SOUTH TAMPA — The decadent Alpine cake and the crisp Monte Cristo and buttery Beef Martini sandwiches draw fans from all over to South Tampa's landmark Wright's Gourmet House.
To accommodate them all, the building at the corner of S Dale Mabry Highway and Watrous Avenue has grown piece by piece with add-ons and reconfigurations like a game of Tetris.
But popularity brings problems: Cars parking on road shoulders, across the street in a strip mall and in spaces that are technically illegal by city standards.
"When you have food like Wright's has, people find a way to get here," said Kendall Almerico, 47, a customer of two decades. "That's why you see people parked all over."
That could change soon.
A City Council vote last week moved forward Wright's plan to tear down a house the business owns behind the restaurant and install a 40-space parking lot. The "special use" permit was controversial, coming after Wright's erected an outdoor sign urging supporters to visit "wrightsparking.com" and hours of testimony from both sides. The council will review the plan during a second reading on June 24.
Neighbors fear the lot will diminish their property values and say expanded parking will disrupt their peaceful community.
They think about being awakened at 4 a.m. to the deli's early morning employees pulling into parking spaces and slamming car doors near their bedroom windows.
"It's right behind my house," said William Martin, 87, who has lived on Palma Ceia Court for 22 years. "How would you like it?"
Martin and others had hoped that Wright's would shuffle buildings on its current property to create space or expand to lots north or south, closer to Dale Mabry. But owners of those lots don't want to sell their land, deli owner Jeffrey Mount said.
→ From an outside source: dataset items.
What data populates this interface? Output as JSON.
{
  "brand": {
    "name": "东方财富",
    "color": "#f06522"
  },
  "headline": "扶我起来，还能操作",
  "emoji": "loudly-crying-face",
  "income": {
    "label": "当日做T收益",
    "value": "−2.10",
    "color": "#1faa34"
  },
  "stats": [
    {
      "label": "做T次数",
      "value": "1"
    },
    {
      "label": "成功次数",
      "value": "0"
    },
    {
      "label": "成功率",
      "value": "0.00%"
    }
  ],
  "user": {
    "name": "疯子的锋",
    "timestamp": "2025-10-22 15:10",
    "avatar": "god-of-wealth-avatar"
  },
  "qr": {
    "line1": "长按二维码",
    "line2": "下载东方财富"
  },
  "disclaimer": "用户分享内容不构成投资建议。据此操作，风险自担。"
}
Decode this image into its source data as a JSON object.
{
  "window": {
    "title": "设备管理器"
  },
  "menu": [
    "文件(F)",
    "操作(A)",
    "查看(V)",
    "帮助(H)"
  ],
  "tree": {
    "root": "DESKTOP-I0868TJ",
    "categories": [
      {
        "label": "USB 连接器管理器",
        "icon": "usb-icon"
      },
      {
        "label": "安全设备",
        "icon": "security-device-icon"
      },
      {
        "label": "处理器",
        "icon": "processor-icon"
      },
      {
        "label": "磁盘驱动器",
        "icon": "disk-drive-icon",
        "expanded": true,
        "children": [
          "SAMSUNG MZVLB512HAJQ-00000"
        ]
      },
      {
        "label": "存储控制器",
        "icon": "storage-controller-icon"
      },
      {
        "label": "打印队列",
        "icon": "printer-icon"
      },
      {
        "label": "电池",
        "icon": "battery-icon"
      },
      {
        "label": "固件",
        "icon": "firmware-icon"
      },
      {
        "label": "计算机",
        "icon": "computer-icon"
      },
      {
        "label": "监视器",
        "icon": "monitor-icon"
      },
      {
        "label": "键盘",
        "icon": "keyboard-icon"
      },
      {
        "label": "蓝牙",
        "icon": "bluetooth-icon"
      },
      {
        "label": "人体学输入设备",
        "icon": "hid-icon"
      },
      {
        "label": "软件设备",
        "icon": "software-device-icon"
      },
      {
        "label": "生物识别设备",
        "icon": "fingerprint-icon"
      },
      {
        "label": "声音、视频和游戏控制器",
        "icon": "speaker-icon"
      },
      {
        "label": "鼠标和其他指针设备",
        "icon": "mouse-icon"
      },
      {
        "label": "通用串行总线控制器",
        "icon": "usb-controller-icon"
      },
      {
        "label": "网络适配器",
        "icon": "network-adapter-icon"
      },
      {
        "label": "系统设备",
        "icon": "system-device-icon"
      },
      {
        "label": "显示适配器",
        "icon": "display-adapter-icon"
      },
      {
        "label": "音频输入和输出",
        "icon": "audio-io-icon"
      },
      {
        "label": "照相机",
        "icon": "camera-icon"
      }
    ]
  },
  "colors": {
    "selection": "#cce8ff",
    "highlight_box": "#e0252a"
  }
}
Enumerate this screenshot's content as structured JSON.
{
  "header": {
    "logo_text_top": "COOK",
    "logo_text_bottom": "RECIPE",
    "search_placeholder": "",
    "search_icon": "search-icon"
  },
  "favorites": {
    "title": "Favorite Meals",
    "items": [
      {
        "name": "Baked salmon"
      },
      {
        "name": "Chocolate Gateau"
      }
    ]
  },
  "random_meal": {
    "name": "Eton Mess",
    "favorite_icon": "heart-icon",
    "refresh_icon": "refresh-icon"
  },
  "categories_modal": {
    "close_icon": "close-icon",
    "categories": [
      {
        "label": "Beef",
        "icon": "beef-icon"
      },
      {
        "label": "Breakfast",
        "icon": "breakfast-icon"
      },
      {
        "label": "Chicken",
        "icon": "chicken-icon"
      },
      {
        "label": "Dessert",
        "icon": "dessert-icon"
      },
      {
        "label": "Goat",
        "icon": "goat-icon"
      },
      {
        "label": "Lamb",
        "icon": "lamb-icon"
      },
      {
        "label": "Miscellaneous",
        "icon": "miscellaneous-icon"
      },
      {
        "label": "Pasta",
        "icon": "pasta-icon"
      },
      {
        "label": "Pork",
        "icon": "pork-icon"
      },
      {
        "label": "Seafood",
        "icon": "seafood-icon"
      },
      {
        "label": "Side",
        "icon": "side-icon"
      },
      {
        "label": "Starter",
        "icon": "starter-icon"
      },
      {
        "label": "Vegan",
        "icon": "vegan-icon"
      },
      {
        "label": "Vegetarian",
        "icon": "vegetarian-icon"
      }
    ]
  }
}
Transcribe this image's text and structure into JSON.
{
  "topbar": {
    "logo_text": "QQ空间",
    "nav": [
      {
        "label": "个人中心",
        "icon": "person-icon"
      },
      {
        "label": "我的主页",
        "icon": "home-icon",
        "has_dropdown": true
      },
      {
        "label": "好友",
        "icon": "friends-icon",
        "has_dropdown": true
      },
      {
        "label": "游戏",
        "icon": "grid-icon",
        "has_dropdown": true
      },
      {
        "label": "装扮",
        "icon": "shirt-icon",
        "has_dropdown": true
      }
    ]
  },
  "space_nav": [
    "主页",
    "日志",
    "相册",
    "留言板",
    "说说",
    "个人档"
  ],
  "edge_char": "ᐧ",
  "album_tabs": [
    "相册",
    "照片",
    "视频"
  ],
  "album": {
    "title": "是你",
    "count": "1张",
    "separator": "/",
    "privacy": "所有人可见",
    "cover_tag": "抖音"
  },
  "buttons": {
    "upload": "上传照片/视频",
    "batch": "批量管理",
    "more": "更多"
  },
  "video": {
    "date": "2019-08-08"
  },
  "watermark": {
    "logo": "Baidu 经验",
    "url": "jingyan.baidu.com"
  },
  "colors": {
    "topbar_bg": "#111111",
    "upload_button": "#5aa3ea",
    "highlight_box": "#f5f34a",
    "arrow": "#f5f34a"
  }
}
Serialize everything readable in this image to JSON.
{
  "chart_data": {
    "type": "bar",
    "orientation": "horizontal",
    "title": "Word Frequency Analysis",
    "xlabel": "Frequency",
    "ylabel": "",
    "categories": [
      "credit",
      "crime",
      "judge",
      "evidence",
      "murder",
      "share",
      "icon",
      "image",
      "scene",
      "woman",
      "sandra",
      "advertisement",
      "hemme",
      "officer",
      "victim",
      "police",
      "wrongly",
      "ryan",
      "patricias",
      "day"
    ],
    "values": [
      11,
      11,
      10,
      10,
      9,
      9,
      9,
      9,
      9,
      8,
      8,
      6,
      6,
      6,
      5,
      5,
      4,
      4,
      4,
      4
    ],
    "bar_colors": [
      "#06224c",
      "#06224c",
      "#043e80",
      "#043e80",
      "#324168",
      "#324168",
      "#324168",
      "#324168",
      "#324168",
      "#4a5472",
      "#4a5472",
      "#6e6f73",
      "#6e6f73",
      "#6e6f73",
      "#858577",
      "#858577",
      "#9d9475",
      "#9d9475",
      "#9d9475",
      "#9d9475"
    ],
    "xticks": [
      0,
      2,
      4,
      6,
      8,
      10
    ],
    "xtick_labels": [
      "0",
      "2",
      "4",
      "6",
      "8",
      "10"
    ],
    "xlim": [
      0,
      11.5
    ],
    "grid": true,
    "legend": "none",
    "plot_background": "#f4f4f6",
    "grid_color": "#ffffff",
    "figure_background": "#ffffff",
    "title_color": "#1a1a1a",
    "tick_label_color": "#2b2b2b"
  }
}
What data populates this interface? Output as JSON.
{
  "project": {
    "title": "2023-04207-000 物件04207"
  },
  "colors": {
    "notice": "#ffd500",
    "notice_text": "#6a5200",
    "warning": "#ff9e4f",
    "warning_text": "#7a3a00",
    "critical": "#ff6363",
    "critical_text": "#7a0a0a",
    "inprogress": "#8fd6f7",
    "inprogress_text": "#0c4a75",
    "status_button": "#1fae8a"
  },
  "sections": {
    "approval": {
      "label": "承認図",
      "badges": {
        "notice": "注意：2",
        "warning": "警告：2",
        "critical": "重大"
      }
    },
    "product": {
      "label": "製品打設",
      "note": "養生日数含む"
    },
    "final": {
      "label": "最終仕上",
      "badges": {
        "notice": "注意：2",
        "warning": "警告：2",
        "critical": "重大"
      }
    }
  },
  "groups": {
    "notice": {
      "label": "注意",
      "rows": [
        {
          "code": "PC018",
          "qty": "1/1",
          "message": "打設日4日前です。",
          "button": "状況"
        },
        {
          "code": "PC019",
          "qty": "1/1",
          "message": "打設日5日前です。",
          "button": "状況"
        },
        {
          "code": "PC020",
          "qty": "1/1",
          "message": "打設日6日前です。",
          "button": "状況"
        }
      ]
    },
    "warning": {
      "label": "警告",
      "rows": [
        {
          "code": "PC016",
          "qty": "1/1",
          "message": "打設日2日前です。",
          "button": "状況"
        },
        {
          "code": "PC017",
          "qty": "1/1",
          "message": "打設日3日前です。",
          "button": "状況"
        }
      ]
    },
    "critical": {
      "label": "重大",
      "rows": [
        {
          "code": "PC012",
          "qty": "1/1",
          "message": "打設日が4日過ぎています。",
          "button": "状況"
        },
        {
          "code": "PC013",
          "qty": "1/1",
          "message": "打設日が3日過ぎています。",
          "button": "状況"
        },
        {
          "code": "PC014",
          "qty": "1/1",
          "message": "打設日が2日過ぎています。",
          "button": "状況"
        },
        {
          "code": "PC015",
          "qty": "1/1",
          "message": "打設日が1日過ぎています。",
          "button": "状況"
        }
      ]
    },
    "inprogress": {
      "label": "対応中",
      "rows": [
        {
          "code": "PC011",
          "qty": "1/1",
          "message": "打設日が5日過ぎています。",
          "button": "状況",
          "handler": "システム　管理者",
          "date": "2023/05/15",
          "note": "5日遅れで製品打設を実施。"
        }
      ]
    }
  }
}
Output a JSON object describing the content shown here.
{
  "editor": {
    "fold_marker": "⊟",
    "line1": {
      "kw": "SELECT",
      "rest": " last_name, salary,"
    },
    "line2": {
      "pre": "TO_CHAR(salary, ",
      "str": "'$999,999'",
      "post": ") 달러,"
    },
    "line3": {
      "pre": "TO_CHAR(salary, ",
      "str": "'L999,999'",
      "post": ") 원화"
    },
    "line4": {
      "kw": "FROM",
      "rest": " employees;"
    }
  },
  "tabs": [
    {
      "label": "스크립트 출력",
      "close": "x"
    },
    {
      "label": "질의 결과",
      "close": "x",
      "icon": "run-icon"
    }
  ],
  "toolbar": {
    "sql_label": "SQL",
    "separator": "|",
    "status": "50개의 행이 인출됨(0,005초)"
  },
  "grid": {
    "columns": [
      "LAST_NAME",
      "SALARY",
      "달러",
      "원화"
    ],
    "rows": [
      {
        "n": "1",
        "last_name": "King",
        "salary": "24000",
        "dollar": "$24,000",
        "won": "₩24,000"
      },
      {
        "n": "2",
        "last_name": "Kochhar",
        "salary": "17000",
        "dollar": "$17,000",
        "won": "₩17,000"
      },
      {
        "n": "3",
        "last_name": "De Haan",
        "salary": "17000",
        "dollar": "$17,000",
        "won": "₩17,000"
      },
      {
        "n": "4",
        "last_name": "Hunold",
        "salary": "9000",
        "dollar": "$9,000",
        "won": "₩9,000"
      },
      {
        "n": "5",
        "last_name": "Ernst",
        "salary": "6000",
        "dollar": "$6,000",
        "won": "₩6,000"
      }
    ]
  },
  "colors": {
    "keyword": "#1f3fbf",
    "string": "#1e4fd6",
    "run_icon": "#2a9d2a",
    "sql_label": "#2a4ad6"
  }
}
"Nothing against Jeffrey — a nice guy — but this is home turf," said Sherri Terrana, 51, who lives on Sterling Avenue. "Wright's is a landmark, an institution. I don't want to see it go anywhere but I think there's other alternatives."
Mount's grandparents started Wright's in 1963, and the deli and catering service has been growing ever since. He knows his business relies on its "our family to yours" reputation that was cultivated by being a good neighbor with great food.
"My job now is to demonstrate to everybody that we will come up with something that everyone can be proud of and comfortable with," Mount said.
To alleviate concerns, early design plans call for a bigger buffer between the lot and adjacent homes, including more 18- to 21-foot-tall magnolia trees than are legally required.
The expansion could add more parking spaces to Wright's inventory over time, although not initially. Design plans show the new lot would have 82 parking spaces, compared with 84 spaces currently.
That's because 42 spaces along Watrous do not conform with city regulations and were "grandfathered" by the city years ago after regulations changed, Mount said.
The new parking lot would erase those spaces and allow Wright's to meet current city standards, which would also open the business up for large-scale renovation projects in the future. The city wanted Mount to correct the grandfathered parking spaces before it would allow other projects at the facility, he said.
Someday, Mount envisions Wright's lunch-counter cafe transforming into something like Mazzaro's Italian Market in St. Petersburg, which combines a deli, cafe, wine cellar and restaurant under one roof like a charming indoor Italian street.
But for now, Mount said, he just wants to fix the parking situation, appease neighbors and get back to business.
"This isn't fun for me," he said. "I'm in the cake business. I deal with happy."